Ce carnaval rabelaisien qu'est Toto qui vécut deux fois dit finalement trois choses simples, élémentaires comme le sont les besoins (surtout sexuels) des personnages du film. D'abord le maniérisme du film, au sens où il s'inscrit de façon explicite dans les sillons esthétiques tracés naguère par Bunuel et Pasolini, vise moins à copier les illustres modèles en cinéma qu'à maintenir l'idée d'une continuité sociale et historique relative à la condition sous-prolétarienne, identique aujourd'hui à ce qu'elle a été en Espagne et au Mexique dans les années 50, et dans les faubourgs de Rome dans les années 60. C'est la grande force politique du film, et ce n'est pas la seule. En deuxième lieu, l'aspect carnavalesque ici largement affirmé repose notamment sur cette idée que le travestissement, en accord avec la dynamique parodique générale, dynamite les représentations sexuelles dominantes. Il est drôle en effet de mettre en scène des individus souvent homophobes, virilistes, et sexuellement attirés par des femmes qui sont en réalité des hommes travestis. Le casting ne comprenant aucune actrice puisque les rôles féminins sont tenus par des acteurs (tous non-professionnels et originaires des environs de Palerme) appelle ainsi à neutraliser la supposée nature hétérosexuelle des êtres humains par la mise en crise d'un imaginaire pour lequel le réel compte moins que le fantasme.
En dernier lieu, et c'est là peut-être le plus important, la puissance de profanation de Toto qui vécut deux fois est à comprendre à la lettre. Le philosophe Giorgio Agamben (qui fait d'ailleurs une fugace apparition dans Il Vangelo secondo Matteo de Pasolini) a bien expliqué dans son ouvrage Profanations (éd. Payot & Rivages, 2005) que le sacré est ce domaine symbolique improfanable, c'est-à-dire impossible à restituer à l'usage des individus. La profanation est alors ce geste qui vise à se réapproprier des formes, figures, scènes, récits ou représentations séparés car appropriés par l'église catholique. D'où son ire devant un film qui met en scène la réappropriation d'une gloire ou d'un prestige par ceux qui en sont habituellement exclus, les sous-prolétaires. C'est parce que la profanation accomplit l'indistinction entre sacré et profane, les deux termes convergeant au point de leur indiscernabilité commune, que le profane se change en sacré et vice-versa. A ce moment, Toto qui vécut deux fois touche au but : l'obscénité des sous-prolétaires devient celle de l'église catholique pendant que les miséreux deviennent sacrés, c'est-à-dire dignes d'être regardés sans qu'on les touche, leurs corps et leurs souffrances se gonflant en conséquence d'une gloire inattendue.
Le sous-prolétariat, incarnation plombée de la profanation dont est capable une organisation sociale inégalitaire validée hypocritement par l'église catholique, se change alors en or : celui de l'improfanable.

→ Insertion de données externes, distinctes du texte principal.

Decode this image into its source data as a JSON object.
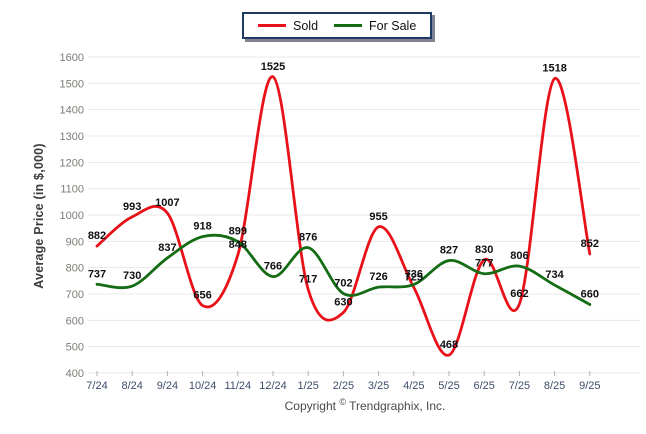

Les sacrifiés sur l'autel du capitalisme sont devenus sacrés, c'est-à-dire intouchables. Voilà ce que l'église catholique n'a pas supporté : qu'elle se trouve dépossédée de ses prérogatives sacrales, qu'elle soit profanée au bénéfice de ce nouvel improfanable, de ces nouveaux intouchables que sont les sous-prolétaires siciliens.